[Ray core] Ray is deadlock on the AMD HPC


I try to use a code with Ray used for distributing work onto several GPUs. When the code is used for CUDA platform, it works perfectly well and there’s no problem with running it. Nevertheless, the problem appears when AMD HPC ROCm HIP platform instead of CUDA. The process deadlocks and there’s no log, no response, nothing to debug. So it cannon’t be even diagnosed what to do further.

Ray version: 2.2.0
Method to initialize Ray: ray.init(num_of_gpus=8)
Architecture of the HPC node: A Cray Machine with four AMD EPYC 7A53 64-core and four MI250X, 256GB RAM and 512GB VIDEO RAM.
Log level: DEBUG using env variable. The last outputs with this are:
2023-02-03 17:47:01,242 INFO worker.py:1529 -- Started a local Ray instance.

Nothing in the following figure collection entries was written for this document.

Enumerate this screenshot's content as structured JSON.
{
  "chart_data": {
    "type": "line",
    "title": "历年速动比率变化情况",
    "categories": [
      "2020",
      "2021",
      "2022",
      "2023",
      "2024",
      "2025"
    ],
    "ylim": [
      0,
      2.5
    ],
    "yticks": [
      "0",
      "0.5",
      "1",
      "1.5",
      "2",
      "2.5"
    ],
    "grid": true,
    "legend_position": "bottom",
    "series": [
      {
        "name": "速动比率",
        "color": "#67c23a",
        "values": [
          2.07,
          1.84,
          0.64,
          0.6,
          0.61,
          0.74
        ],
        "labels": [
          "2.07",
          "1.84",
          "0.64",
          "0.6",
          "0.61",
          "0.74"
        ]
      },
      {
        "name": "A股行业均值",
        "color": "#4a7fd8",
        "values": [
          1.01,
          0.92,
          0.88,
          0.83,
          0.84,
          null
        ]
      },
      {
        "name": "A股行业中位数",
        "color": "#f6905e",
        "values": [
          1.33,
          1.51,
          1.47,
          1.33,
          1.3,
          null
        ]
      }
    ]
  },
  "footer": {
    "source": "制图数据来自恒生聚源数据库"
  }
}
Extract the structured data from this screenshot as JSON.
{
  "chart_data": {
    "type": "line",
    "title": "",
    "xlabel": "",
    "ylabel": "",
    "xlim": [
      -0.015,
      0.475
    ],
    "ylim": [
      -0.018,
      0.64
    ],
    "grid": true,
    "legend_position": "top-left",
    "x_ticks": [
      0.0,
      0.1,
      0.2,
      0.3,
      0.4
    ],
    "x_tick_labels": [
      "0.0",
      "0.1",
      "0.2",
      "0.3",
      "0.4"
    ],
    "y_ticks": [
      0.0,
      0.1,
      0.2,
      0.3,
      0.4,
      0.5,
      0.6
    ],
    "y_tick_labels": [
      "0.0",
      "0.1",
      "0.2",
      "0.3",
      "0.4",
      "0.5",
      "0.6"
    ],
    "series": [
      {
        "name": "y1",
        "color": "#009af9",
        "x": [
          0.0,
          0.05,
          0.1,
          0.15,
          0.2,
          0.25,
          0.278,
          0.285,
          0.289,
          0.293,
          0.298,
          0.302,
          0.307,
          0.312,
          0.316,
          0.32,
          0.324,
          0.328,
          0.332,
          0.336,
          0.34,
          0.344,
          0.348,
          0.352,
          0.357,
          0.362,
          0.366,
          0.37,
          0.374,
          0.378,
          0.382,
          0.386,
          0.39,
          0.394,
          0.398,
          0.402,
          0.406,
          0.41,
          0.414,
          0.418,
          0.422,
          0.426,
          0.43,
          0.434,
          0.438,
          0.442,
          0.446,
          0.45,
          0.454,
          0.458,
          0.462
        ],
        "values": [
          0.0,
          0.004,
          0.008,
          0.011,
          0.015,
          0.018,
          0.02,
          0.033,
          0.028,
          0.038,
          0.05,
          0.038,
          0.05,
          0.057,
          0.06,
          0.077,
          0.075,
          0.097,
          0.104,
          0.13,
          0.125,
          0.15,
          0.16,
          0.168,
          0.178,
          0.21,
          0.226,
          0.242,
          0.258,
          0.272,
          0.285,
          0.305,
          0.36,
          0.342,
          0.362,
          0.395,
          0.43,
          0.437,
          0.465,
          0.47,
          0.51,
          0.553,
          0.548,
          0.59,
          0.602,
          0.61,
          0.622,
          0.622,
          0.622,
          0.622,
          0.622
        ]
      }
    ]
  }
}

View the dashboard at
[2023-02-03 17:47:01,247 I 1451242 1451242] logging.cc:230: Set ray log level from environment variable RAY_BACKEND_LOG_LEVEL to -1

I have never tried Ray on a ROCm platform. Could you share a code snippet so I can try to reproduce on a public cloud? What version of ROCm are you running (driver + userspace)? Are you running in a container?

cc @Chen_Shen have we tested on ROCm before?